Detractors of President Biden’s spending plans are correct on many points. Inflation could become a problem. Growth could disappoint. The stimulus may not even benefit those who need it most. There will be inefficiencies, waste of resources and malinvestment. These drawbacks are inherent to the kind of megastate that the Biden administration wants to build.

Is Europe taking a better path to recovery? Olivier Blanchard believes so. “There will be no economic overheating like in the U.S., but this is not a disaster, and may even be an advantage in the long run,” he wrote. The European strategy is certainly slower. Delays have accumulated all around. The European Union trails in vaccine rollout. The common recovery fund (NextGenerationEU), agreed upon last July, was finally ratified by all member states at the end of May.
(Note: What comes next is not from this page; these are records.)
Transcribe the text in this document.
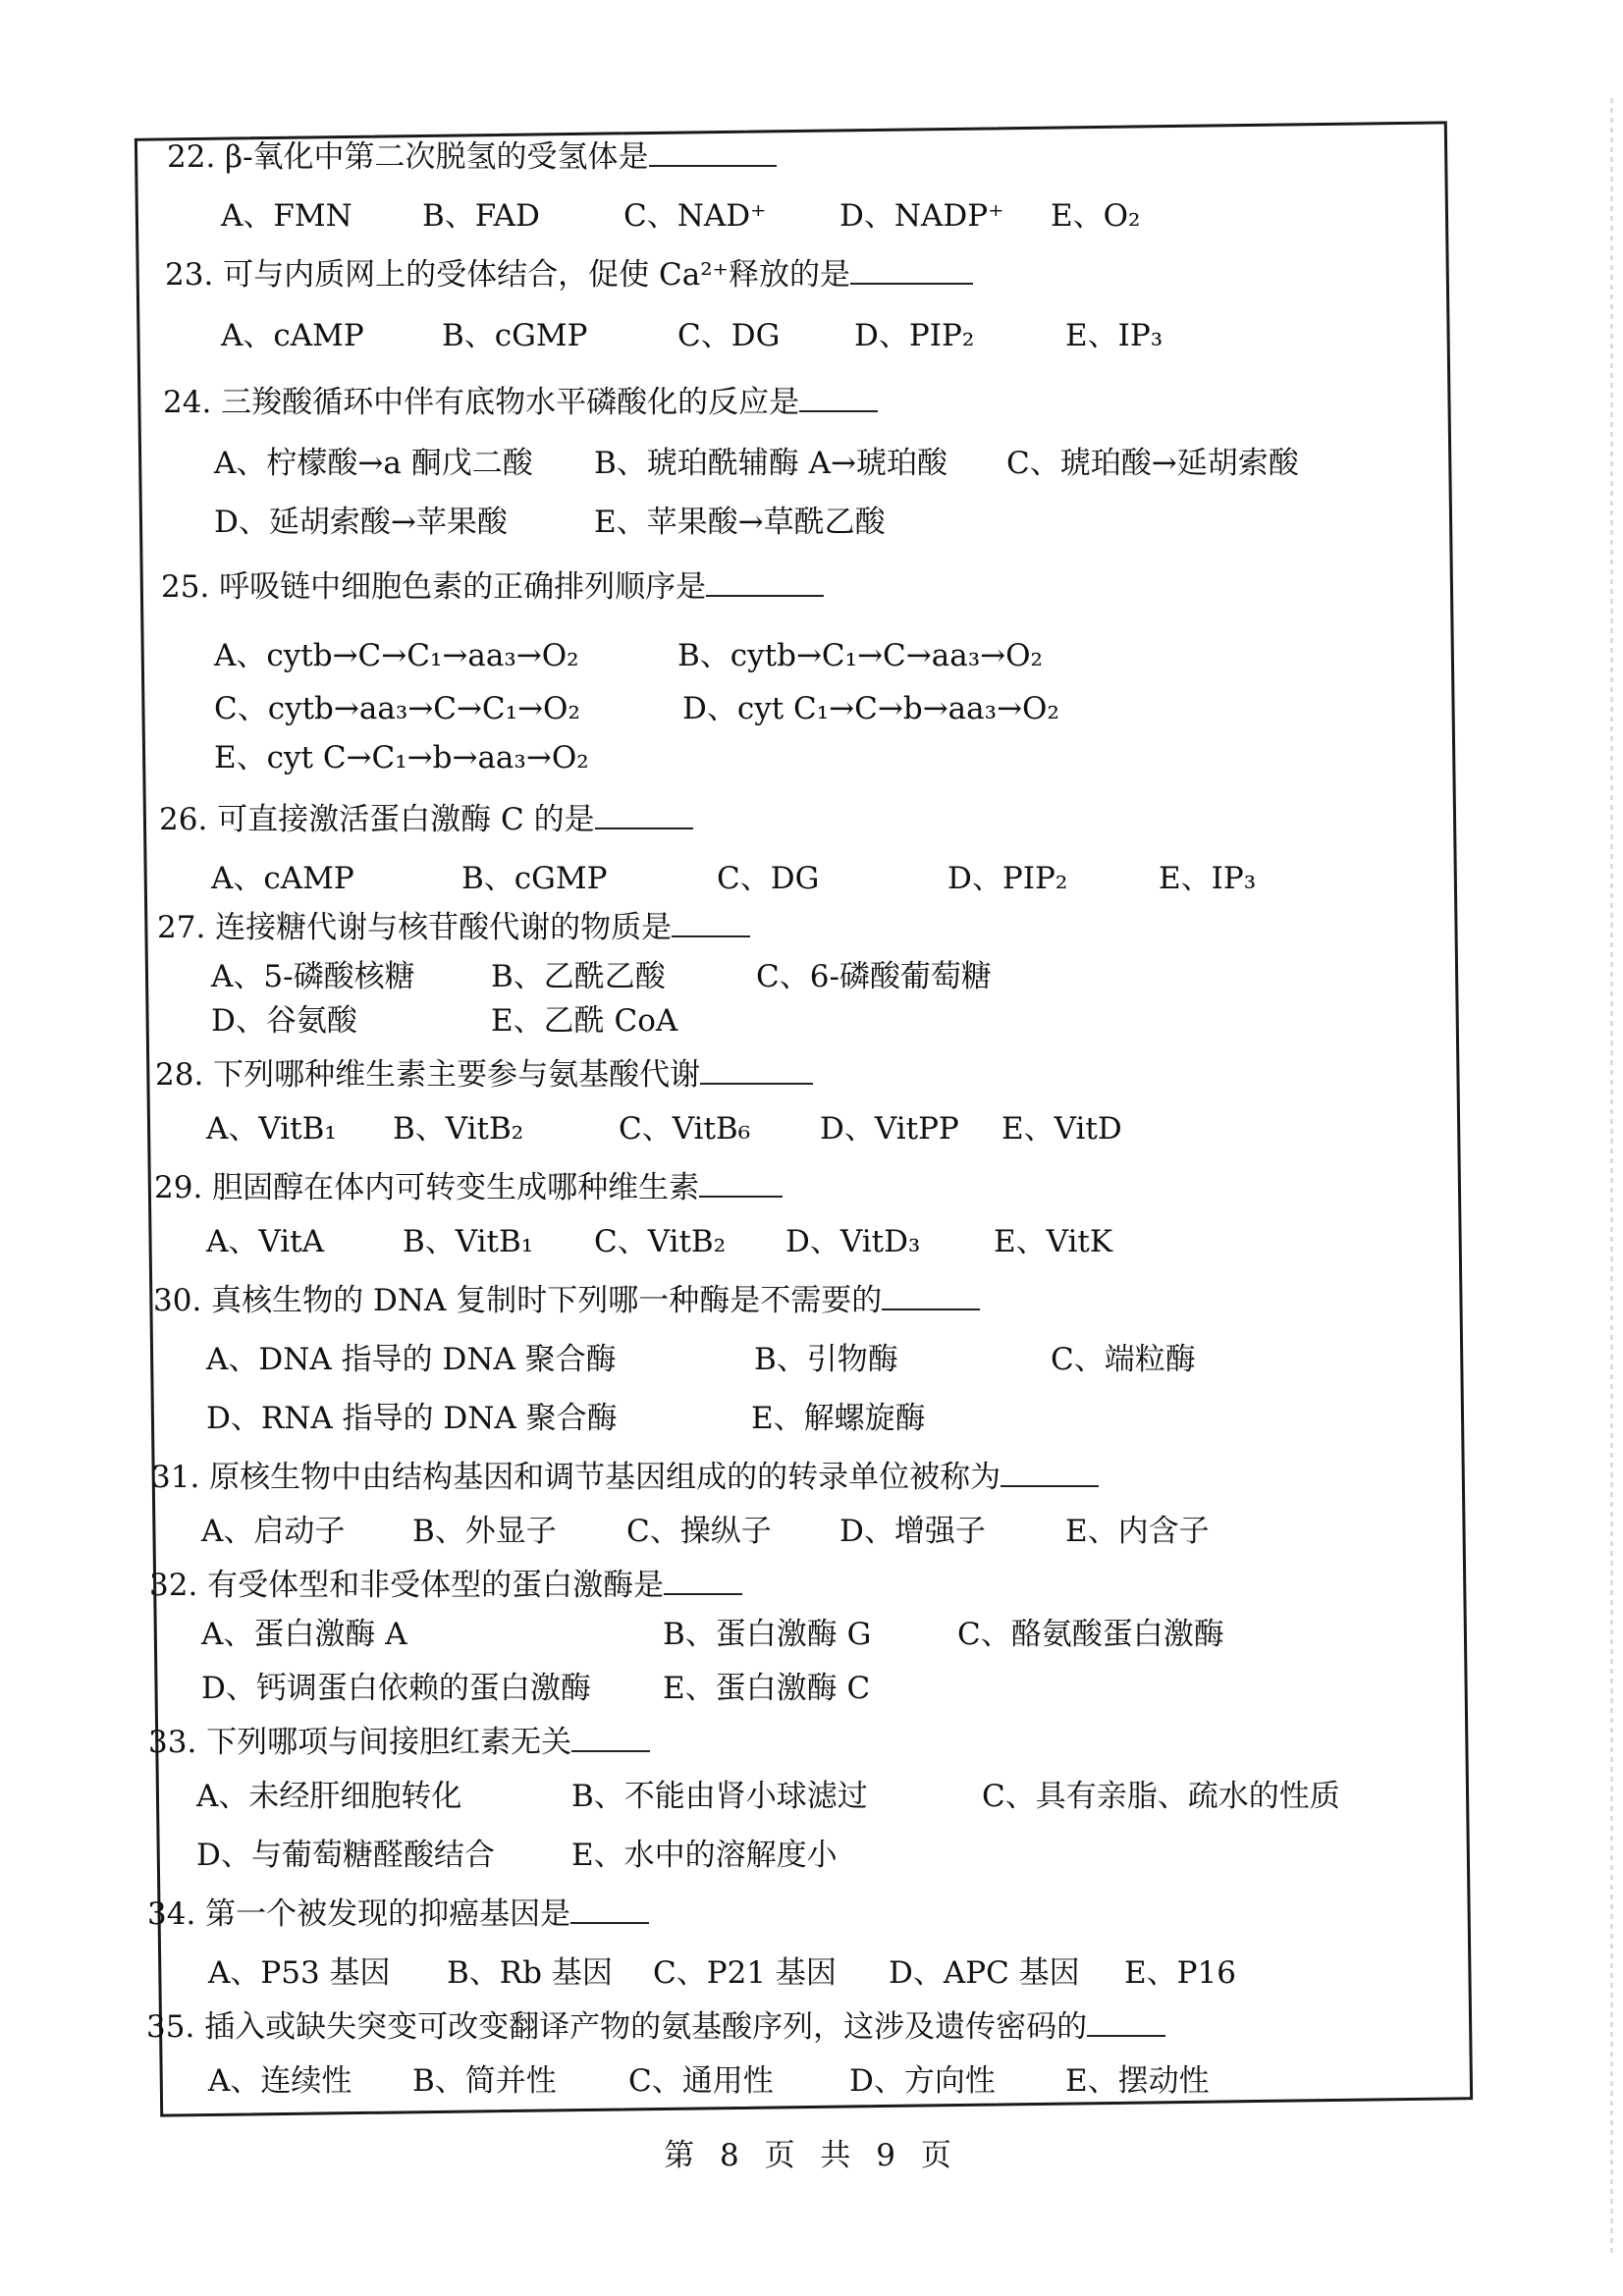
22. β-氧化中第二次脱氢的受氢体是
A、FMN B、FAD	C、NAD⁺ D、NADP⁺ E、O₂
23. 可与内质网上的受体结合，促使 Ca²⁺释放的是
A、cAMP	B、cGMP	C、DG D、PIP₂	E、IP₃
24. 三羧酸循环中伴有底物水平磷酸化的反应是
A、柠檬酸→a 酮戊二酸 B、琥珀酰辅酶 A→琥珀酸 C、琥珀酸→延胡索酸
D、延胡索酸→苹果酸	E、苹果酸→草酰乙酸
25. 呼吸链中细胞色素的正确排列顺序是
A、cytb→C→C₁→aa₃→O₂	B、cytb→C₁→C→aa₃→O₂
C、cytb→aa₃→C→C₁→O₂	D、cyt C₁→C→b→aa₃→O₂
E、cyt C→C₁→b→aa₃→O₂
26. 可直接激活蛋白激酶 C 的是
A、cAMP	B、cGMP	C、DG	D、PIP₂	E、IP₃
27. 连接糖代谢与核苷酸代谢的物质是
A、5-磷酸核糖 B、乙酰乙酸	C、6-磷酸葡萄糖
D、谷氨酸	E、乙酰 CoA
28. 下列哪种维生素主要参与氨基酸代谢
A、VitB₁ B、VitB₂	C、VitB₆ D、VitPP E、VitD
29. 胆固醇在体内可转变生成哪种维生素
A、VitA	B、VitB₁ C、VitB₂ D、VitD₃ E、VitK
30. 真核生物的 DNA 复制时下列哪一种酶是不需要的
A、DNA 指导的 DNA 聚合酶	B、引物酶	C、端粒酶
D、RNA 指导的 DNA 聚合酶	E、解螺旋酶
31. 原核生物中由结构基因和调节基因组成的的转录单位被称为
A、启动子 B、外显子 C、操纵子 D、增强子	E、内含子
32. 有受体型和非受体型的蛋白激酶是
A、蛋白激酶 A	B、蛋白激酶 G	C、酪氨酸蛋白激酶
D、钙调蛋白依赖的蛋白激酶 E、蛋白激酶 C
33. 下列哪项与间接胆红素无关
A、未经肝细胞转化	B、不能由肾小球滤过	C、具有亲脂、疏水的性质
D、与葡萄糖醛酸结合	E、水中的溶解度小
34. 第一个被发现的抑癌基因是
A、P53 基因 B、Rb 基因 C、P21 基因 D、APC 基因 E、P16
35. 插入或缺失突变可改变翻译产物的氨基酸序列，这涉及遗传密码的
A、连续性 B、简并性 C、通用性 D、方向性 E、摆动性
第 8 页 共 9 页
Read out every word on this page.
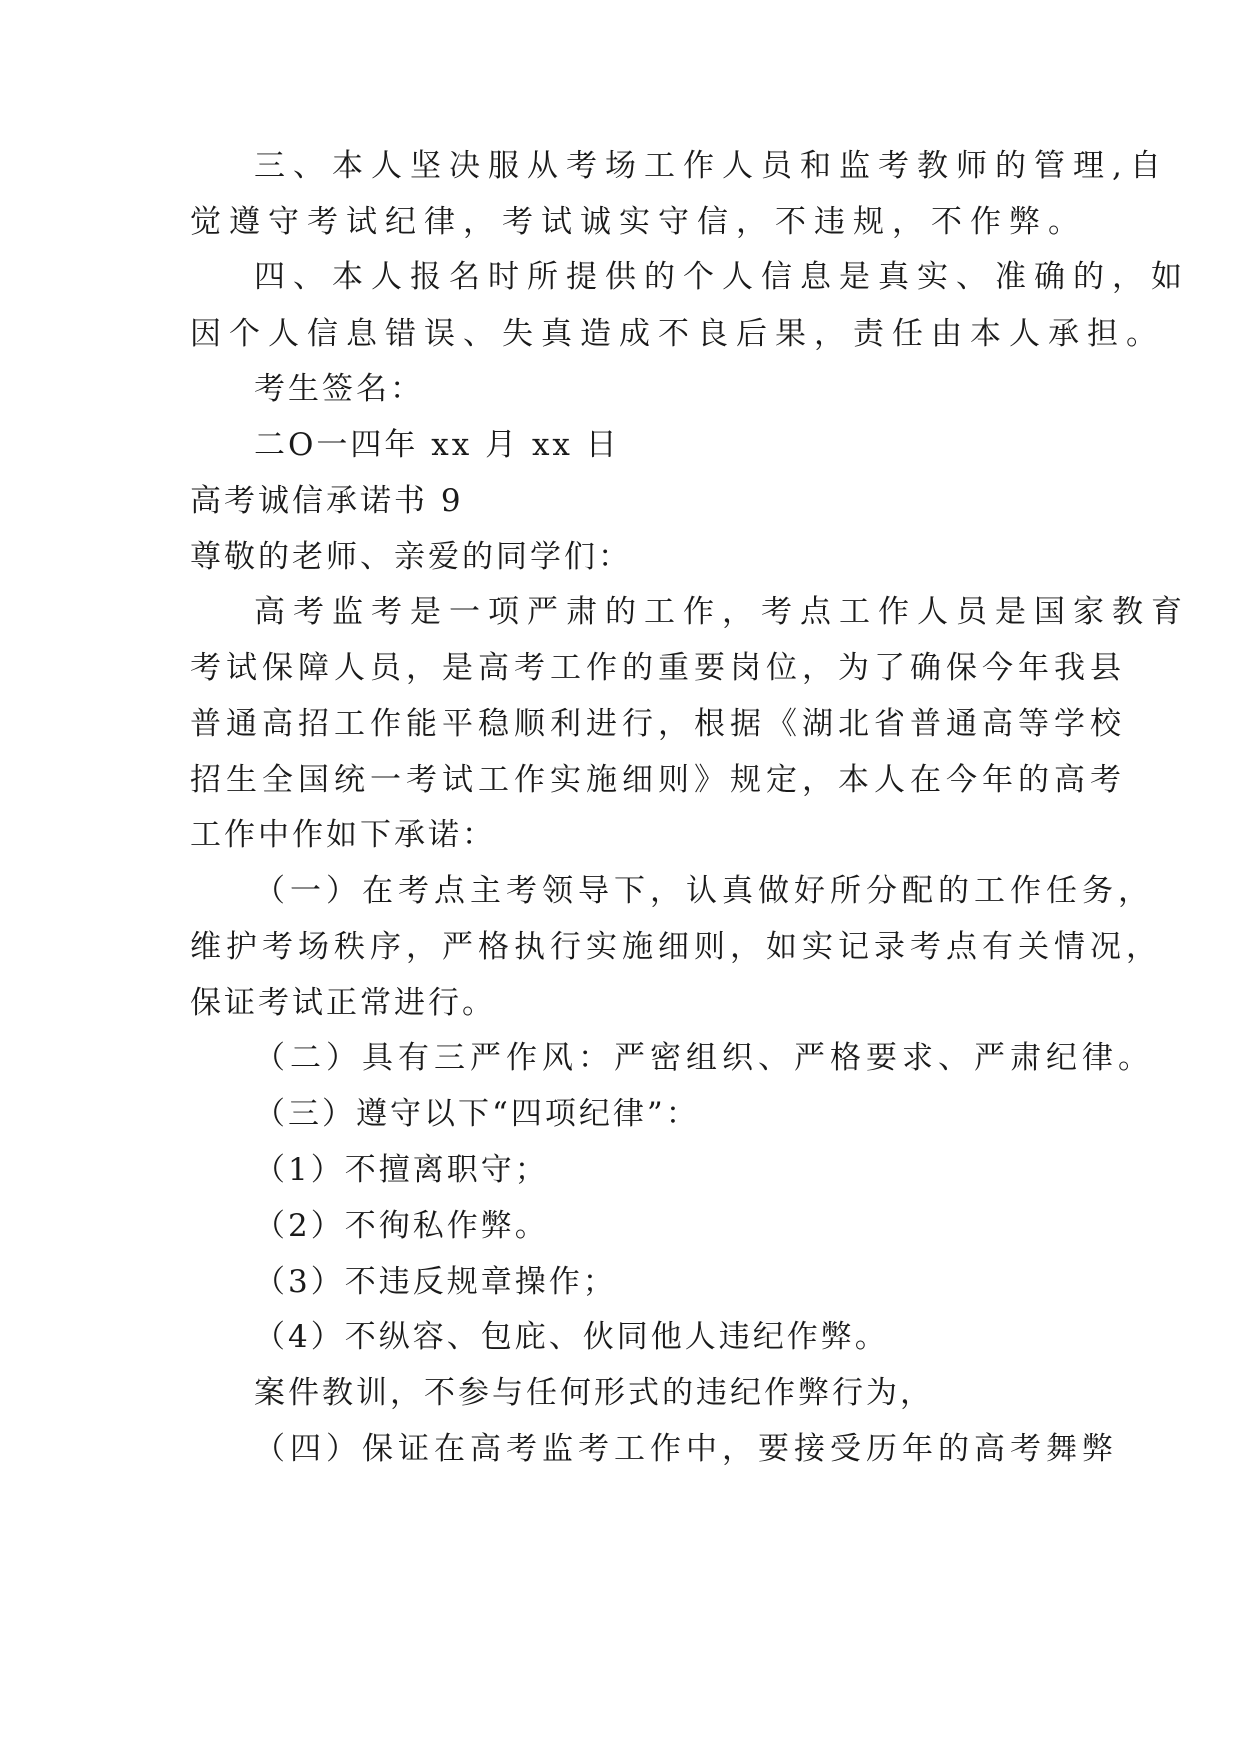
三、本人坚决服从考场工作人员和监考教师的管理,自
觉遵守考试纪律，考试诚实守信，不违规，不作弊。
四、本人报名时所提供的个人信息是真实、准确的，如
因个人信息错误、失真造成不良后果，责任由本人承担。
考生签名：
二O一四年 xx 月 xx 日
高考诚信承诺书 9
尊敬的老师、亲爱的同学们：
高考监考是一项严肃的工作，考点工作人员是国家教育
考试保障人员，是高考工作的重要岗位，为了确保今年我县
普通高招工作能平稳顺利进行，根据《湖北省普通高等学校
招生全国统一考试工作实施细则》规定，本人在今年的高考
工作中作如下承诺：
（一）在考点主考领导下，认真做好所分配的工作任务，
维护考场秩序，严格执行实施细则，如实记录考点有关情况，
保证考试正常进行。
（二）具有三严作风：严密组织、严格要求、严肃纪律。
（三）遵守以下“四项纪律”：
（1）不擅离职守；
（2）不徇私作弊。
（3）不违反规章操作；
（4）不纵容、包庇、伙同他人违纪作弊。
案件教训，不参与任何形式的违纪作弊行为，
（四）保证在高考监考工作中，要接受历年的高考舞弊
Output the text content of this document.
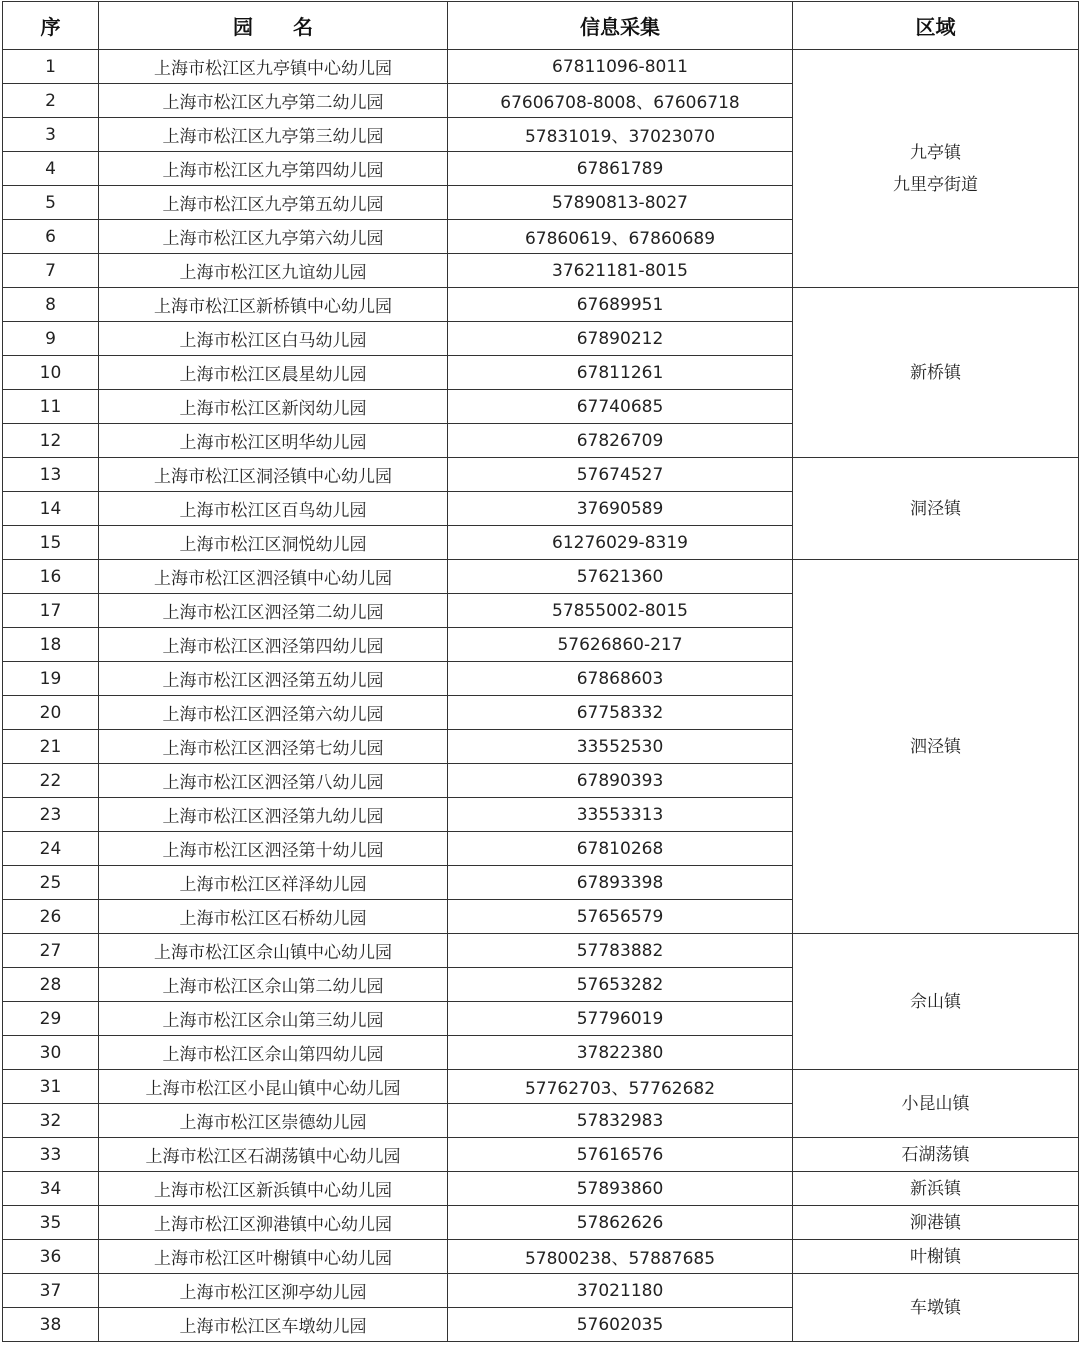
序	园　　名	信息采集	区域
1	上海市松江区九亭镇中心幼儿园	67811096-8011	九亭镇
九里亭街道

2	上海市松江区九亭第二幼儿园	67606708-8008、67606718	
3	上海市松江区九亭第三幼儿园	57831019、37023070	
4	上海市松江区九亭第四幼儿园	67861789	
5	上海市松江区九亭第五幼儿园	57890813-8027	
6	上海市松江区九亭第六幼儿园	67860619、67860689	
7	上海市松江区九谊幼儿园	37621181-8015	
8	上海市松江区新桥镇中心幼儿园	67689951	新桥镇

9	上海市松江区白马幼儿园	67890212	
10	上海市松江区晨星幼儿园	67811261	
11	上海市松江区新闵幼儿园	67740685	
12	上海市松江区明华幼儿园	67826709	
13	上海市松江区洞泾镇中心幼儿园	57674527	洞泾镇

14	上海市松江区百鸟幼儿园	37690589	
15	上海市松江区洞悦幼儿园	61276029-8319	
16	上海市松江区泗泾镇中心幼儿园	57621360	泗泾镇

17	上海市松江区泗泾第二幼儿园	57855002-8015	
18	上海市松江区泗泾第四幼儿园	57626860-217	
19	上海市松江区泗泾第五幼儿园	67868603	
20	上海市松江区泗泾第六幼儿园	67758332	
21	上海市松江区泗泾第七幼儿园	33552530	
22	上海市松江区泗泾第八幼儿园	67890393	
23	上海市松江区泗泾第九幼儿园	33553313	
24	上海市松江区泗泾第十幼儿园	67810268	
25	上海市松江区祥泽幼儿园	67893398	
26	上海市松江区石桥幼儿园	57656579	
27	上海市松江区佘山镇中心幼儿园	57783882	佘山镇

28	上海市松江区佘山第二幼儿园	57653282	
29	上海市松江区佘山第三幼儿园	57796019	
30	上海市松江区佘山第四幼儿园	37822380	
31	上海市松江区小昆山镇中心幼儿园	57762703、57762682	小昆山镇

32	上海市松江区崇德幼儿园	57832983	
33	上海市松江区石湖荡镇中心幼儿园	57616576	石湖荡镇

34	上海市松江区新浜镇中心幼儿园	57893860	新浜镇

35	上海市松江区泖港镇中心幼儿园	57862626	泖港镇

36	上海市松江区叶榭镇中心幼儿园	57800238、57887685	叶榭镇

37	上海市松江区泖亭幼儿园	37021180	车墩镇

38	上海市松江区车墩幼儿园	57602035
The initiative should start distributing money to national governments a full year after it was initially conceived to fight an urgent crisis.

×

Facts & figures

Graphic explaining the EU Covid recovery package economic overheating
Europe’s 750 billion-euro bailout fund was only just ratified, while Joe Biden’s administration has already passed a $1.9 trillion rescue package, with as much as $4 trillion more potentially to be pumped into the American economy through various initiatives. © macpixxel for GIS

Also, the size of the European package – 750 billion euros in grants and loans – is far smaller than the American proposals, which total as much as $6 trillion. “The risk of doing too little is greater than that of doing too much. … The lack of ambition is weighing us down,” wrote Peter Praet, the former chief economist of the European Central Bank. The institution’s former vice president, Vitor Constancio, is on the same wavelength. “Washington is experimenting with policies to completely overcome the crisis, while Europe is languishing under the weight of its specters and fears,” he lamented.

×

Scenarios

The success or failure of the European recovery package will ultimately depend on whether beneficiaries use the money wisely. The problem is that the EU, as it so often does, is relying on governments and technocrats – rather than citizens and entrepreneurs – to restart the economic engine. It can only hope that member states spend the funds responsibly. If a government squanders the money, there is not much Brussels can do.

Furthermore, the EU’s divided member states seem unable to agree on a common prospect for the future. While some will continue adopting expansionary fiscal policy for a long while, others may eventually be tempted by austerity.

So, yes, Mr. Blanchard is correct to say there will be no economic overheating in Europe – but only because there is no genuine upswing in sight for many European nations. Instead, Europeans see stagnation and gloom in their economic future, which affects their decisions. European leaders simply have not succeeded in communicating optimism to their citizens. American leaders did.

Whatever comes of the ambitious Biden plan, it has created a formidable “shock of expectations.” This in itself is an achievement that will bear fruit. Economists know that expectations often become self-fulfilling – for better and for worse.